With the advancement of neural networks, diverse methods for neural Granger causality have emerged, which demonstrate proficiency in handling complex data, and nonlinear relationships. However, the existing framework of neural Granger causality has several limitations. It requires the construction of separate predictive models for each target variable, and the relationship depends on the sparsity on the weights of the first layer, resulting in challenges in effectively modeling complex relationships between variables as well as unsatisfied estimation accuracy of Granger causality. Moreover, most of them cannot grasp full-time Granger causality. To address these drawbacks, we propose a Jacobian Regularizer-based Neural Granger Causality (JRNGC) approach, a straightforward yet highly effective method for learning multivariate summary Granger causality and full-time Granger causality by constructing a single model for all target variables. Specifically, our method eliminates the sparsity constraints of weights by leveraging an input-output Jacobian matrix regularizer, which can be subsequently represented as the weighted causal matrix in the post-hoc analysis. Extensive experiments show that our proposed approach achieves competitive performance with the state-of-the-art methods for learning summary Granger causality and full-time Granger causality while maintaining lower model complexity and high scalability.

Figures (7)

• Figure 1: Motivation and our proposed neural Granger causality method. To learn the true Granger causality, we need to estimate the importance of a variable in helping forecast another variable. For example, let's examine a simple scenario involving the summary causal relationship: $X_4\leftarrow X_2 \leftarrow X_1\rightarrow X_3\rightarrow X_4$. To comprehend this relationship, current neural Granger causality methods need to construct and train the same number of models as the dimensions of the variables to disentangle the importance of each variable and obtain Granger causality by incorporating sparsity penalties on the first layer of each model, as illustrated in figures a)-d).

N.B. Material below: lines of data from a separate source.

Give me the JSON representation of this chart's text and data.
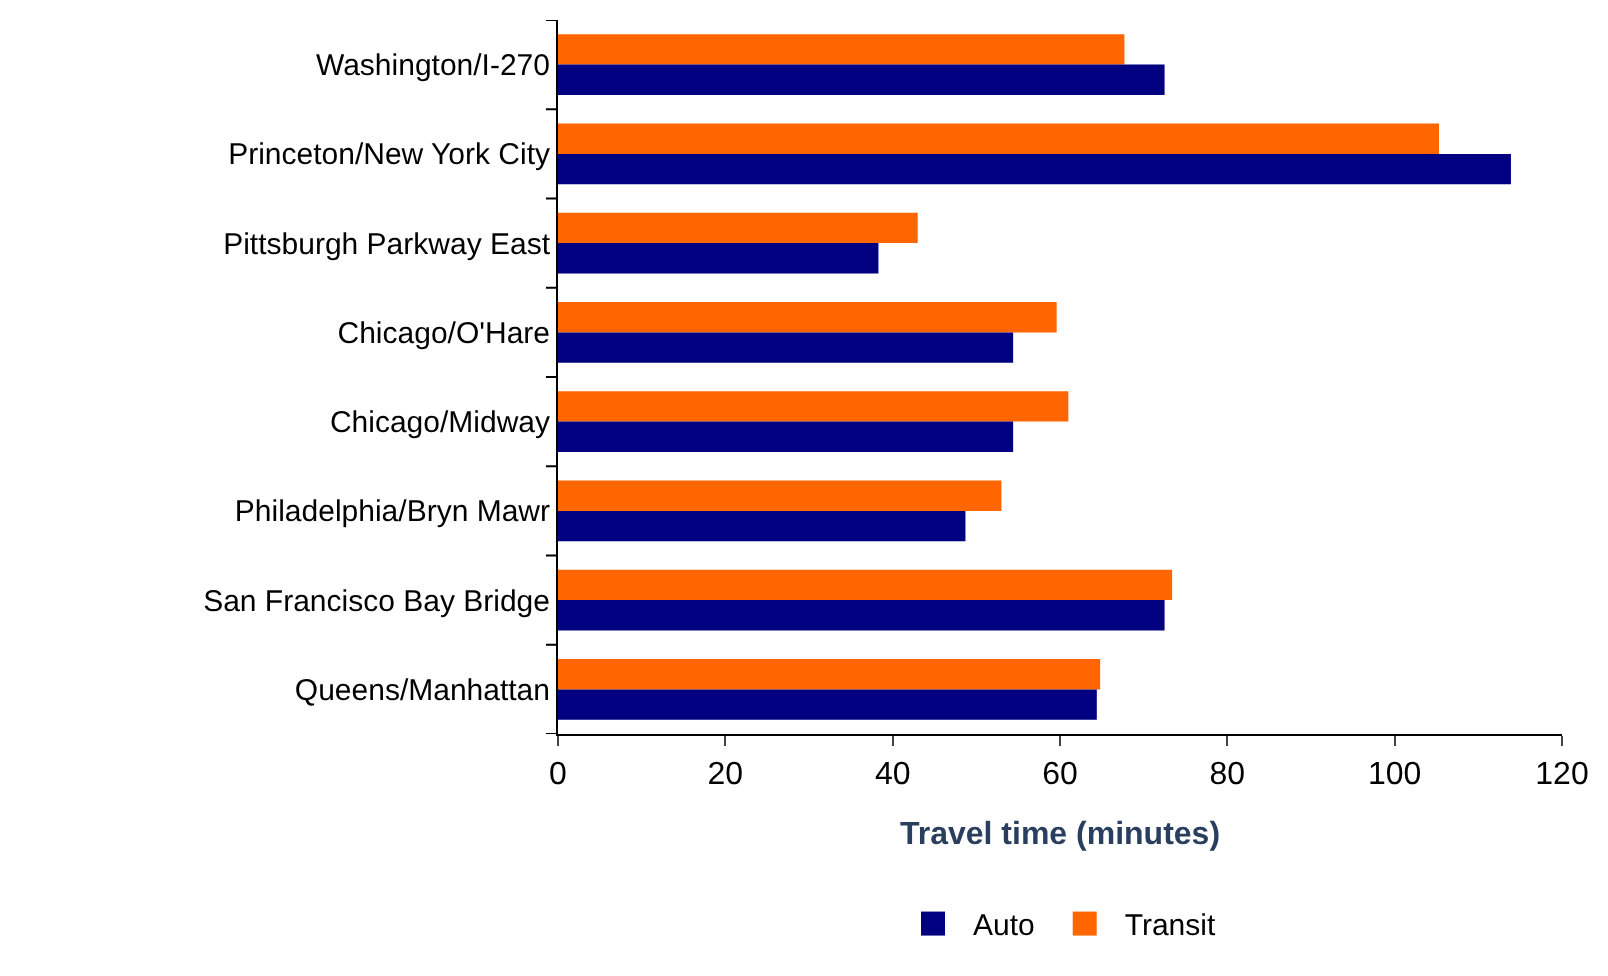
{
  "chart_data": {
    "type": "bar",
    "orientation": "horizontal",
    "xlabel": "Travel time (minutes)",
    "categories": [
      "Washington/I-270",
      "Princeton/New York City",
      "Pittsburgh Parkway East",
      "Chicago/O'Hare",
      "Chicago/Midway",
      "Philadelphia/Bryn Mawr",
      "San Francisco Bay Bridge",
      "Queens/Manhattan"
    ],
    "series": [
      {
        "name": "Auto",
        "color": "#000080",
        "values": [
          72.5,
          113.9,
          38.3,
          54.4,
          54.4,
          48.7,
          72.5,
          64.4
        ]
      },
      {
        "name": "Transit",
        "color": "#ff6600",
        "values": [
          67.7,
          105.3,
          43.0,
          59.6,
          61.0,
          53.0,
          73.4,
          64.8
        ]
      }
    ],
    "xlim": [
      0,
      120
    ],
    "xticks": [
      0,
      20,
      40,
      60,
      80,
      100,
      120
    ],
    "grid": false,
    "legend": "bottom"
  }
}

However, sparse first-layer network parameters will result in challenges in effectively modeling complex relationships between variables as well as unsatisfied estimation accuracy of Granger causality. In addition, it will get wrong Granger causality if we use a multivariate time series forecasting model because of the existence of a shared hidden layer, as exemplified in figure e). Instead, our method only needs to build and train a single multivariate time series forecasting model by introducing input-output Jacobian regularizer $\mathcal{L}_{J a c}$. Note that the numbers I, II, III, and IV mean the same model architecture with independent training for different variables and we used two-layer Perceptron for the convenience of illustration.
• Figure 2: The framework of the Residual MLP layer in this work. FC represents the fully connected layer.
• Figure 3: Performance comparisons on a 100-dimensional VAR dataset: AUROC, AUPRC, and the number of tunable parameters.
• Figure 4: Typical causal graphs for time series. The full-time causal graph entails including all intricate causal links and interactions among variables. In contrast, the summary causal graph streamlines this complexity, focusing on the most significant causal connections.
• Figure 5: Estimated summary Causal graph Results on VAR (10,3,5) dataset. 95% confidence interval shown.